Hannover - Eine Explosion erschüttert das WM-Stadion in Hannover. Dichter Rauch steigt von der Tribüne auf. Die Zuschauer beginnen um Hilfe zu schreien, springen auf. Andere sinken blutüberströmt in ihren Sitzen zusammen.
Mit diesem Szenario haben sich 2000 Kräfte von Feuerwehr und Polizei in Hannover auf eine mögliche Katastrophe bei der Fußball-Weltmeisterschaft vorbereitet. Das ist die bundesweit größte Notfall-Übung zur WM, sagt Feuerwehrsprecher Alfred Falkenberg.

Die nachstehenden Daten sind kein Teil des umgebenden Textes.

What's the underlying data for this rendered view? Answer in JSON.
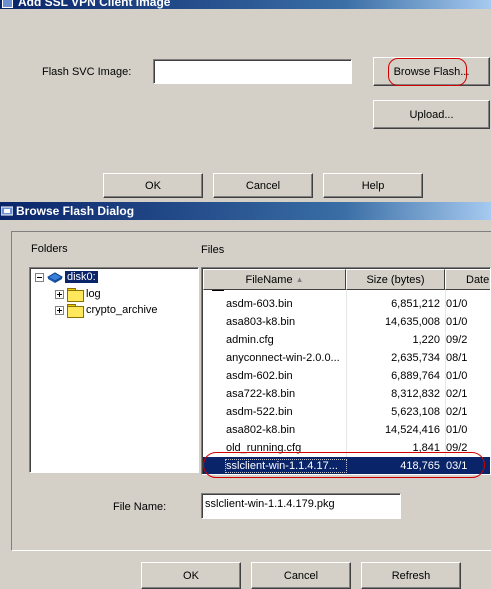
{
  "top_dialog": {
    "title": "Add SSL VPN Client Image",
    "flash_svc_label": "Flash SVC Image:",
    "flash_svc_value": "",
    "browse_flash_label": "Browse Flash...",
    "upload_label": "Upload...",
    "ok_label": "OK",
    "cancel_label": "Cancel",
    "help_label": "Help"
  },
  "browse_dialog": {
    "title": "Browse Flash Dialog",
    "folders_label": "Folders",
    "files_label": "Files",
    "tree": {
      "root": "disk0:",
      "children": [
        "log",
        "crypto_archive"
      ]
    },
    "columns": [
      "FileName",
      "Size (bytes)",
      "Date"
    ],
    "sort_indicator": "▲",
    "rows": [
      {
        "name": "asdm-603.bin",
        "size": "6,851,212",
        "date": "01/0"
      },
      {
        "name": "asa803-k8.bin",
        "size": "14,635,008",
        "date": "01/0"
      },
      {
        "name": "admin.cfg",
        "size": "1,220",
        "date": "09/2"
      },
      {
        "name": "anyconnect-win-2.0.0...",
        "size": "2,635,734",
        "date": "08/1"
      },
      {
        "name": "asdm-602.bin",
        "size": "6,889,764",
        "date": "01/0"
      },
      {
        "name": "asa722-k8.bin",
        "size": "8,312,832",
        "date": "02/1"
      },
      {
        "name": "asdm-522.bin",
        "size": "5,623,108",
        "date": "02/1"
      },
      {
        "name": "asa802-k8.bin",
        "size": "14,524,416",
        "date": "01/0"
      },
      {
        "name": "old_running.cfg",
        "size": "1,841",
        "date": "09/2"
      },
      {
        "name": "sslclient-win-1.1.4.17...",
        "size": "418,765",
        "date": "03/1"
      }
    ],
    "selected_index": 9,
    "file_name_label": "File Name:",
    "file_name_value": "sslclient-win-1.1.4.179.pkg",
    "ok_label": "OK",
    "cancel_label": "Cancel",
    "refresh_label": "Refresh"
  },
  "colors": {
    "dialog_bg": "#d4d0c8",
    "titlebar": "#0a246a",
    "selection": "#0a246a",
    "annotation_oval": "#d00000"
  }
}
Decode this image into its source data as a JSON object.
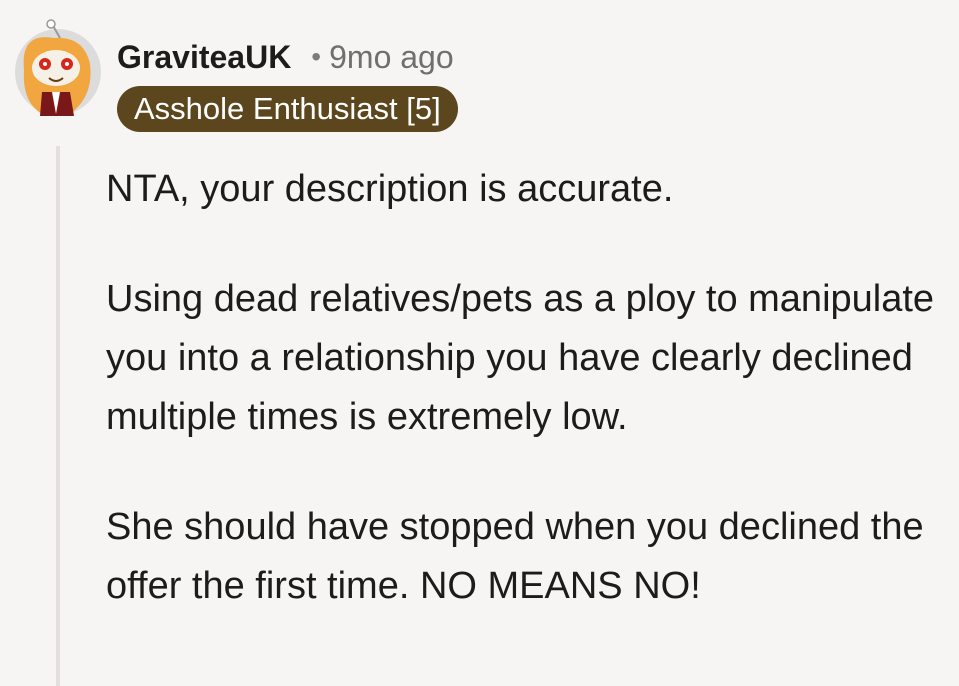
{
  "comment": {
    "author": "GraviteaUK",
    "separator": "•",
    "timestamp": "9mo ago",
    "flair": {
      "text": "Asshole Enthusiast [5]",
      "background": "#5c461e",
      "color": "#ffffff"
    },
    "avatar_icon": "snoo-avatar-icon",
    "paragraphs": [
      "NTA, your description is accurate.",
      "Using dead relatives/pets as a ploy to manipulate you into a relationship you have clearly declined multiple times is extremely low.",
      "She should have stopped when you declined the offer the first time. NO MEANS NO!"
    ]
  },
  "colors": {
    "page_background": "#f7f5f3",
    "text": "#1c1c1c",
    "muted_text": "#6f6f6f",
    "thread_line": "#e3dfda"
  }
}
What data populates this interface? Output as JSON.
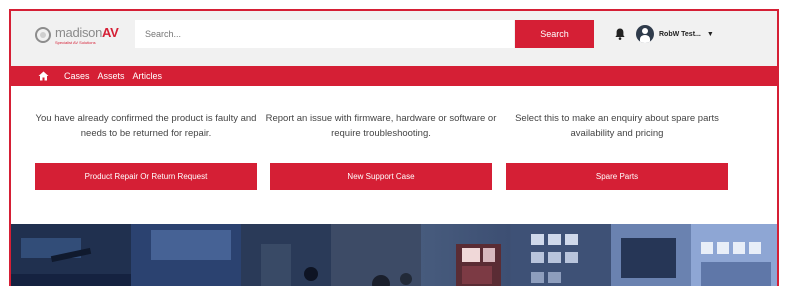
{
  "brand": {
    "logo_part1": "madison",
    "logo_part2": "AV",
    "tagline": "Specialist AV Solutions"
  },
  "header": {
    "search_placeholder": "Search...",
    "search_button": "Search",
    "user_name": "RobW Test..."
  },
  "nav": {
    "items": [
      {
        "label": "Cases"
      },
      {
        "label": "Assets"
      },
      {
        "label": "Articles"
      }
    ]
  },
  "tiles": [
    {
      "description": "You have already confirmed the product is faulty and needs to be returned for repair.",
      "button": "Product Repair Or Return Request"
    },
    {
      "description": "Report an issue with firmware, hardware or software or require troubleshooting.",
      "button": "New Support Case"
    },
    {
      "description": "Select this to make an enquiry about spare parts availability and pricing",
      "button": "Spare Parts"
    }
  ],
  "colors": {
    "accent": "#d51f35",
    "header_bg": "#f1f1f1"
  },
  "icons": {
    "notifications": "bell-icon",
    "home": "home-icon",
    "user_menu": "chevron-down-icon"
  }
}
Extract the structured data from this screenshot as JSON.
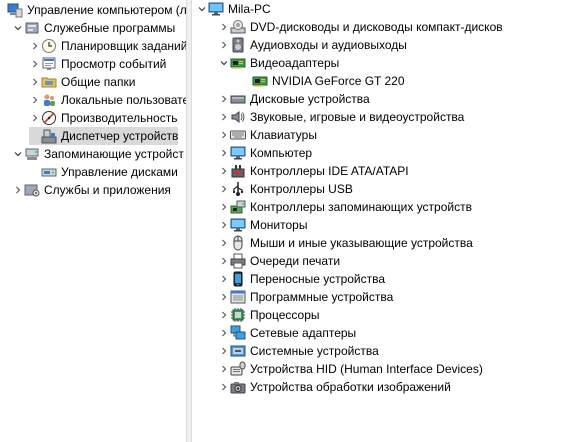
{
  "left_tree": [
    {
      "label": "Управление компьютером (л",
      "expander": "none",
      "icon": "computer-management-icon",
      "indent": 0,
      "selected": false
    },
    {
      "label": "Служебные программы",
      "expander": "expanded",
      "icon": "tools-icon",
      "indent": 1,
      "selected": false
    },
    {
      "label": "Планировщик заданий",
      "expander": "collapsed",
      "icon": "clock-icon",
      "indent": 2,
      "selected": false
    },
    {
      "label": "Просмотр событий",
      "expander": "collapsed",
      "icon": "event-viewer-icon",
      "indent": 2,
      "selected": false
    },
    {
      "label": "Общие папки",
      "expander": "collapsed",
      "icon": "shared-folder-icon",
      "indent": 2,
      "selected": false
    },
    {
      "label": "Локальные пользовате",
      "expander": "collapsed",
      "icon": "users-icon",
      "indent": 2,
      "selected": false
    },
    {
      "label": "Производительность",
      "expander": "collapsed",
      "icon": "performance-icon",
      "indent": 2,
      "selected": false
    },
    {
      "label": "Диспетчер устройств",
      "expander": "none",
      "icon": "device-manager-icon",
      "indent": 2,
      "selected": true
    },
    {
      "label": "Запоминающие устройст",
      "expander": "expanded",
      "icon": "storage-icon",
      "indent": 1,
      "selected": false
    },
    {
      "label": "Управление дисками",
      "expander": "none",
      "icon": "disk-management-icon",
      "indent": 2,
      "selected": false
    },
    {
      "label": "Службы и приложения",
      "expander": "collapsed",
      "icon": "services-icon",
      "indent": 1,
      "selected": false
    }
  ],
  "device_tree": [
    {
      "label": "Mila-PC",
      "expander": "expanded",
      "icon": "computer-icon",
      "indent": 0
    },
    {
      "label": "DVD-дисководы и дисководы компакт-дисков",
      "expander": "collapsed",
      "icon": "dvd-drive-icon",
      "indent": 1
    },
    {
      "label": "Аудиовходы и аудиовыходы",
      "expander": "collapsed",
      "icon": "speaker-icon",
      "indent": 1
    },
    {
      "label": "Видеоадаптеры",
      "expander": "expanded",
      "icon": "display-adapter-icon",
      "indent": 1
    },
    {
      "label": "NVIDIA GeForce GT 220",
      "expander": "none",
      "icon": "display-adapter-icon",
      "indent": 2
    },
    {
      "label": "Дисковые устройства",
      "expander": "collapsed",
      "icon": "disk-drive-icon",
      "indent": 1
    },
    {
      "label": "Звуковые, игровые и видеоустройства",
      "expander": "collapsed",
      "icon": "sound-icon",
      "indent": 1
    },
    {
      "label": "Клавиатуры",
      "expander": "collapsed",
      "icon": "keyboard-icon",
      "indent": 1
    },
    {
      "label": "Компьютер",
      "expander": "collapsed",
      "icon": "monitor-icon",
      "indent": 1
    },
    {
      "label": "Контроллеры IDE ATA/ATAPI",
      "expander": "collapsed",
      "icon": "ide-controller-icon",
      "indent": 1
    },
    {
      "label": "Контроллеры USB",
      "expander": "collapsed",
      "icon": "usb-icon",
      "indent": 1
    },
    {
      "label": "Контроллеры запоминающих устройств",
      "expander": "collapsed",
      "icon": "storage-controller-icon",
      "indent": 1
    },
    {
      "label": "Мониторы",
      "expander": "collapsed",
      "icon": "monitor-icon",
      "indent": 1
    },
    {
      "label": "Мыши и иные указывающие устройства",
      "expander": "collapsed",
      "icon": "mouse-icon",
      "indent": 1
    },
    {
      "label": "Очереди печати",
      "expander": "collapsed",
      "icon": "printer-icon",
      "indent": 1
    },
    {
      "label": "Переносные устройства",
      "expander": "collapsed",
      "icon": "portable-device-icon",
      "indent": 1
    },
    {
      "label": "Программные устройства",
      "expander": "collapsed",
      "icon": "software-device-icon",
      "indent": 1
    },
    {
      "label": "Процессоры",
      "expander": "collapsed",
      "icon": "processor-icon",
      "indent": 1
    },
    {
      "label": "Сетевые адаптеры",
      "expander": "collapsed",
      "icon": "network-adapter-icon",
      "indent": 1
    },
    {
      "label": "Системные устройства",
      "expander": "collapsed",
      "icon": "system-device-icon",
      "indent": 1
    },
    {
      "label": "Устройства HID (Human Interface Devices)",
      "expander": "collapsed",
      "icon": "hid-icon",
      "indent": 1
    },
    {
      "label": "Устройства обработки изображений",
      "expander": "collapsed",
      "icon": "imaging-device-icon",
      "indent": 1
    }
  ]
}
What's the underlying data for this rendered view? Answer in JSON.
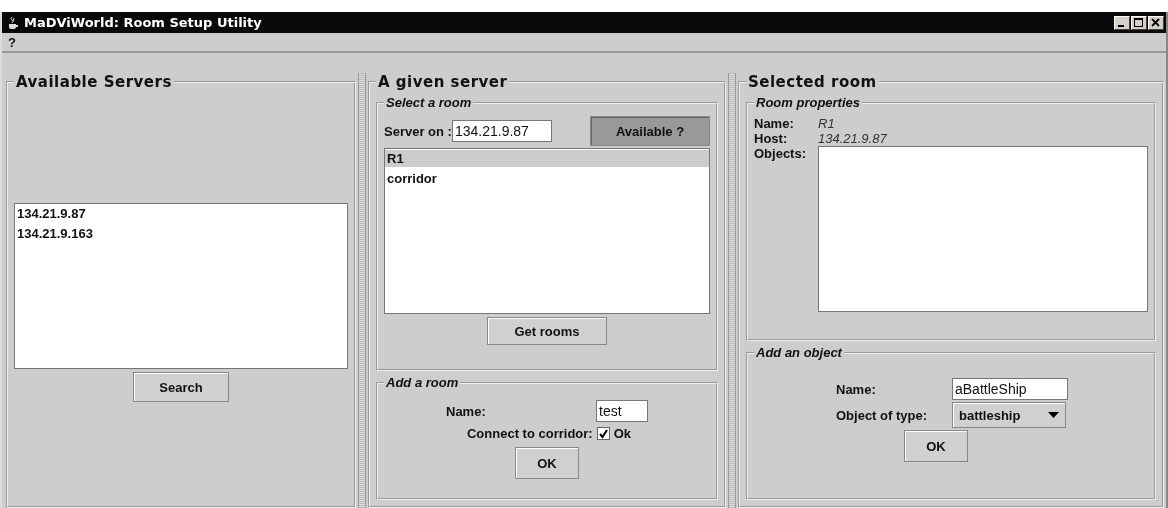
{
  "window": {
    "title": "MaDViWorld: Room Setup Utility"
  },
  "menu": [
    {
      "label": "?"
    }
  ],
  "servers_panel": {
    "title": "Available Servers",
    "servers": [
      {
        "label": "134.21.9.87",
        "selected": false
      },
      {
        "label": "134.21.9.163",
        "selected": false
      }
    ],
    "search_button": "Search"
  },
  "server_panel": {
    "title": "A given server",
    "select_room": {
      "title": "Select a room",
      "server_label": "Server on :",
      "server_value": "134.21.9.87",
      "available_button": {
        "label": "Available ?",
        "pressed": true
      },
      "rooms": [
        {
          "label": "R1",
          "selected": true
        },
        {
          "label": "corridor",
          "selected": false
        }
      ],
      "get_rooms_button": "Get rooms"
    },
    "add_room": {
      "title": "Add a room",
      "name_label": "Name:",
      "name_value": "test",
      "connect_label": "Connect to corridor:",
      "connect_checked": true,
      "checkbox_label": "Ok",
      "ok_button": "OK"
    }
  },
  "room_panel": {
    "title": "Selected room",
    "properties": {
      "title": "Room properties",
      "name_label": "Name:",
      "name_value": "R1",
      "host_label": "Host:",
      "host_value": "134.21.9.87",
      "objects_label": "Objects:"
    },
    "add_object": {
      "title": "Add an object",
      "name_label": "Name:",
      "name_value": "aBattleShip",
      "type_label": "Object of type:",
      "type_value": "battleship",
      "ok_button": "OK"
    }
  }
}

500 Verletzte und 50 Tote, gespielt von Freiwilligen, müssen die Helfer aus dem Stadion bergen. Die Retter eilen durch die Reihen der Verletzten, die dramatisch geschminkt sind: Einige haben nur Schürfwunden, anderen dagegen wurden Gliedmaßen abgerissen. Als erstes kennzeichnen die Retter die Opfer mit Plastik-Bändchen: Rot für die Menschen, die sofort in die eigens aufgebauten Notfall-Zelte nahe des Stadions gebracht werden müssen, weiß für die leichter Verletzten. Die Toten bekommen eine weiße Schlaufe um den Hals.
Das Ziel der Übung ist es, die Verletzten binnen zwei Stunden medizinisch zu versorgen. Nach dem Einsatz steht fest, dass diese Vorgabe sogar um 20 Minuten unterboten wurde. Ich bin zufrieden, sagt Feuerwehr-Chef Claus Lange. Alles habe reibungslos funktioniert. Auch Hannovers Polizeipräsident Hans-Dieter Klosa bilanziert: Die Zusammenarbeit aller Einsatzkräfte hat hervorragend geklappt.
Neben Feuerwehrleuten aus ganz Niedersachsen sind auch rund 200 Helfer des Technischen Hilfswerks nach Hannover gekommen. Dazu werden 400 Polizisten alarmiert, ein Polizeihubschrauber kreist Minuten nach der Detonation über dem Stadion. Im Einsatz sind die Rettungsdienste der Johanniter, der Malteser, des Arbeitersamariterbundes und des Deutschen Roten Kreuzes. Die Kosten der Großübung beziffert Feuerwehr-Chef Lange auf etwa 96 000 Euro.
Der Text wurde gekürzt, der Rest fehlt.